N. 02286/2024 REG.RIC.
REPUBBLICA ITALIANA
IN NOME DEL POPOLO ITALIANO
Il Consiglio di Stato
in sede giurisdizionale (Sezione Terza)
ha pronunciato la presente
SENTENZA
sul ricorso numero di registro generale 2286 del 2024, proposto da
AL RV, LL NI Papa, Farmacia del Vulture S.r.l., rappresentati e difesi dagli avvocati LL Genovese, Laura Giordani, con domicilio digitale come da PEC da Registri di Giustizia;
contro
Comune di Rionero in Vulture, non costituito in giudizio;
nei confronti
PP EL ET, rappresentata e difesa dall'avvocato Francesco Alberto Fiore, con domicilio digitale come da PEC da Registri di Giustizia;
per la riforma
della sentenza del Tribunale Amministrativo Regionale per la Basilicata (Sezione Prima) n. 38/2024, resa tra le parti;
Visti il ricorso in appello ed i relativi allegati;
Visto l'atto di costituzione in giudizio di PP EL ET;
Visti tutti gli atti della causa;
Relatore nell'udienza pubblica del giorno 6 novembre 2025 il Cons. LL TO e uditi per le parti gli avvocati presenti in udienza;
Ritenuto e considerato in fatto e diritto quanto segue.
FATTO e DIRITTO
1. La dott.ssa AL RV, titolare della Farmacia RV, il dott. LL NI Papa, titolare della Farmacia Papa, e la Farmacia del Vulture S.r.l. hanno impugnato, dinanzi al T.a.r. per la Basilicata, la delibera della Giunta Comunale di Rionero in Vulture n. 96 del 16.5.2023, avente ad oggetto “ revisione dell'ambito territoriale delle farmacie ai sensi della legge n. 475/1968, come modificata dalla legge n. 27/2012 ”, la presupposta delibera della Giunta Comunale di Rionero in Vulture n. 180 del 30.12.2020, avente ad oggetto “ Atto ricognitivo della 2 pianta organica delle farmacie del territorio comunale Rionero in Vulture e ridefinizione delle circoscrizioni delle sedi farmaceutiche ” e gli allegati alle suddette delibere, con particolare riferimento all’elaborato 3 menzionato nella delibera n. 96/23.
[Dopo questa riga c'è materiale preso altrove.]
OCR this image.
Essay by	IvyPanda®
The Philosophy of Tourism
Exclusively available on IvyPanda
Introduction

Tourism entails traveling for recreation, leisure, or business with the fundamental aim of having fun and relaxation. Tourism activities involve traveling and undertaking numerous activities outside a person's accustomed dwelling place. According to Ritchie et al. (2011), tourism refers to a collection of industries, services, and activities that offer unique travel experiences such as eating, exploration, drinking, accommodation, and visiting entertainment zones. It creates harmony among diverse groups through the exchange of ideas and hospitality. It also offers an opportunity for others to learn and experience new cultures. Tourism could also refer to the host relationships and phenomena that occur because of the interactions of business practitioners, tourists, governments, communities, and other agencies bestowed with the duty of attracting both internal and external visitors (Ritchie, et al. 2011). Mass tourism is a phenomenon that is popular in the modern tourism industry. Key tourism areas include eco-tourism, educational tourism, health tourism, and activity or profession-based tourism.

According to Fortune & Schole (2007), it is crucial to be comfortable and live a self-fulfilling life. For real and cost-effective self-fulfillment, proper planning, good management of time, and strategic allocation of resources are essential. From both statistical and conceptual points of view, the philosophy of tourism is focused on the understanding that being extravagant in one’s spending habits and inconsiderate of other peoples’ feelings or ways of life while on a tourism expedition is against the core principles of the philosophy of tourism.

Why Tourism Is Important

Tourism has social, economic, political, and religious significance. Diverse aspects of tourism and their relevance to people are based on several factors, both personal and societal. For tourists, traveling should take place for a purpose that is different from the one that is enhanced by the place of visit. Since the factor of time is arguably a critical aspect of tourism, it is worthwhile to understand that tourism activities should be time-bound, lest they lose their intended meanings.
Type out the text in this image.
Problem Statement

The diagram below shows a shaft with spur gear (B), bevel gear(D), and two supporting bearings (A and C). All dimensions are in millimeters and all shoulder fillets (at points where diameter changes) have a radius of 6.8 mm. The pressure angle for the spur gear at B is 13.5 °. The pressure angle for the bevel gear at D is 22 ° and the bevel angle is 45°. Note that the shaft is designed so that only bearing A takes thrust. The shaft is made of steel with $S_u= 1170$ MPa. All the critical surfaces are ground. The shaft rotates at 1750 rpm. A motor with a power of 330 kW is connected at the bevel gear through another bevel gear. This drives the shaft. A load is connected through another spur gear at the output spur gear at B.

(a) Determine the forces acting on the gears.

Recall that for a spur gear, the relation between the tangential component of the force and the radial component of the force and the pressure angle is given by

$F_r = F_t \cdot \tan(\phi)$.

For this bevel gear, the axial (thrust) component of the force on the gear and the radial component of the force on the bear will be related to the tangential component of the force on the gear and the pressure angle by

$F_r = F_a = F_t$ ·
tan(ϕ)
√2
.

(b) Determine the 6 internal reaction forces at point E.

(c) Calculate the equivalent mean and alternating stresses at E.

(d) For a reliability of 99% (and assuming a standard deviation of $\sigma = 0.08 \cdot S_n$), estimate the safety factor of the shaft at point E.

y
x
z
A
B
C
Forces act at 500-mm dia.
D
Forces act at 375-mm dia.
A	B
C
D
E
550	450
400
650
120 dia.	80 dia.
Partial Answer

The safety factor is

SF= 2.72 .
2. I suddetti atti, con i quali sono state ridefinite le circoscrizioni delle sedi farmaceutiche presenti sul territorio comunale, sono stati espressamente impugnati “in parte qua”, ovverosia limitatamente alla parte in cui gli stessi hanno consentito il trasferimento della controinteressata Farmacia rurale EL ET in zona semicentrale, ledendo l’interesse dei ricorrenti a non subire alterazioni del proprio “ bacino di utenza omogeneo dal punto di vista territoriale e di esigenza di servizio ”.
3. A tal riguardo, le parti ricorrenti hanno evidenziato che l’Amministrazione, nella delibera impugnata, aveva esplicitamente chiarito che “ scopo della perimetrazione delle circoscrizioni è quello di delimitare la libertà di scelta del farmacista, nel senso che questi è, in linea di massima e salvo eccezioni, libero di scegliere l'ubicazione del proprio esercizio, purché rimanga all'interno di quel perimetro ”.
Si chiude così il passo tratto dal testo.